What may have worked for an organisation a year ago may not be as effective today or five years down the line. This is especially true for growing or larger organisations that tend to handle a large amount of data. Take into consideration the sheer number of paper documents that some UK organisations and their employees are handling alone. A recent report found that the average company is holding more than half a million sensitive files, with 17% of those files accessible by every employee. Whether digital or hard copies, this poses an issue and a huge number of potential ‘slip-ups’.

Investing in responsibility

For any continual data protection process, investment is key. Investment in the correct practices and employee education should be a recurring process to ensure a business is operating as it should be, all year round.

Referring to the previously mentioned NHS case, a misplaced and forgotten printout was the cause of an investigation and could have easily been avoided by implementing the correct procedures associated with physical data destruction. An organisation’s operations can change, whether location, staff or everyday procedures – and with this, effective paper document destruction should be routinely addressed.

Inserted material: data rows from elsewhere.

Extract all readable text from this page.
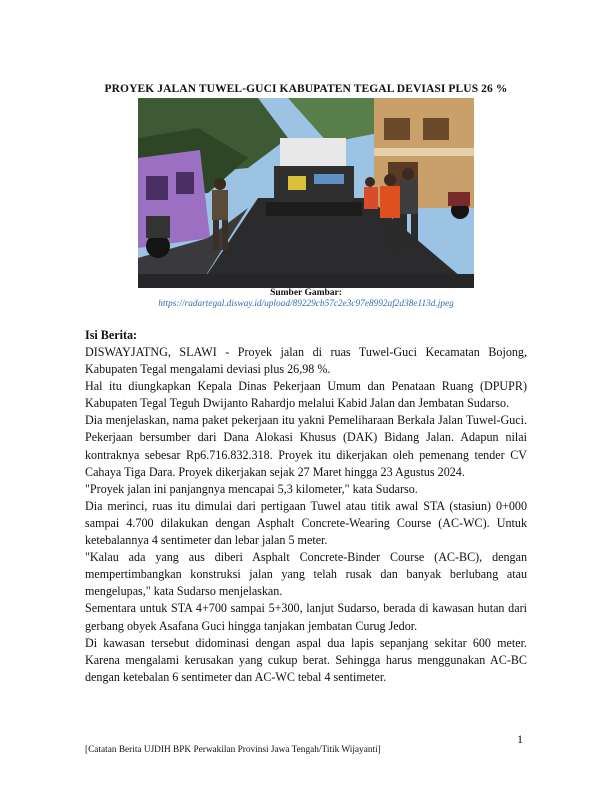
PROYEK JALAN TUWEL-GUCI KABUPATEN TEGAL DEVIASI PLUS 26 %
Sumber Gambar:
https://radartegal.disway.id/upload/89229cb57c2e3c97e8992af2d38e113d.jpeg
Isi Berita:

DISWAYJATNG, SLAWI - Proyek jalan di ruas Tuwel-Guci Kecamatan Bojong, Kabupaten Tegal mengalami deviasi plus 26,98 %.

Hal itu diungkapkan Kepala Dinas Pekerjaan Umum dan Penataan Ruang (DPUPR) Kabupaten Tegal Teguh Dwijanto Rahardjo melalui Kabid Jalan dan Jembatan Sudarso.

Dia menjelaskan, nama paket pekerjaan itu yakni Pemeliharaan Berkala Jalan Tuwel-Guci. Pekerjaan bersumber dari Dana Alokasi Khusus (DAK) Bidang Jalan. Adapun nilai kontraknya sebesar Rp6.716.832.318. Proyek itu dikerjakan oleh pemenang tender CV Cahaya Tiga Dara. Proyek dikerjakan sejak 27 Maret hingga 23 Agustus 2024.

"Proyek jalan ini panjangnya mencapai 5,3 kilometer," kata Sudarso.

Dia merinci, ruas itu dimulai dari pertigaan Tuwel atau titik awal STA (stasiun) 0+000 sampai 4.700 dilakukan dengan Asphalt Concrete-Wearing Course (AC-WC). Untuk ketebalannya 4 sentimeter dan lebar jalan 5 meter.

"Kalau ada yang aus diberi Asphalt Concrete-Binder Course (AC-BC), dengan mempertimbangkan konstruksi jalan yang telah rusak dan banyak berlubang atau mengelupas," kata Sudarso menjelaskan.

Sementara untuk STA 4+700 sampai 5+300, lanjut Sudarso, berada di kawasan hutan dari gerbang obyek Asafana Guci hingga tanjakan jembatan Curug Jedor.

Di kawasan tersebut didominasi dengan aspal dua lapis sepanjang sekitar 600 meter. Karena mengalami kerusakan yang cukup berat. Sehingga harus menggunakan AC-BC dengan ketebalan 6 sentimeter dan AC-WC tebal 4 sentimeter.

1
[Catatan Berita UJDIH BPK Perwakilan Provinsi Jawa Tengah/Titik Wijayanti]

To combat this, regular audits should take place, ensuring all current procedures are working effectively. Both existing and new employees should consistently know how to remain compliant and what their role in data protection is, should that be shredding paper documents at their desk or collecting small quantities in regular intervals to be destroyed at a communal office shredder.

So, as many professionals are pointing out, GDPR is still developing and organisations will need to keep up if they aim to continue acting responsibly.

Those who manage to change their company culture so that the responsibility of GDPR lies with the organisation as a whole and not just individuals are likely to prosper. This, paired with continued investment in procedures and employees, will help to keep the UK’s standards from slipping for years to come.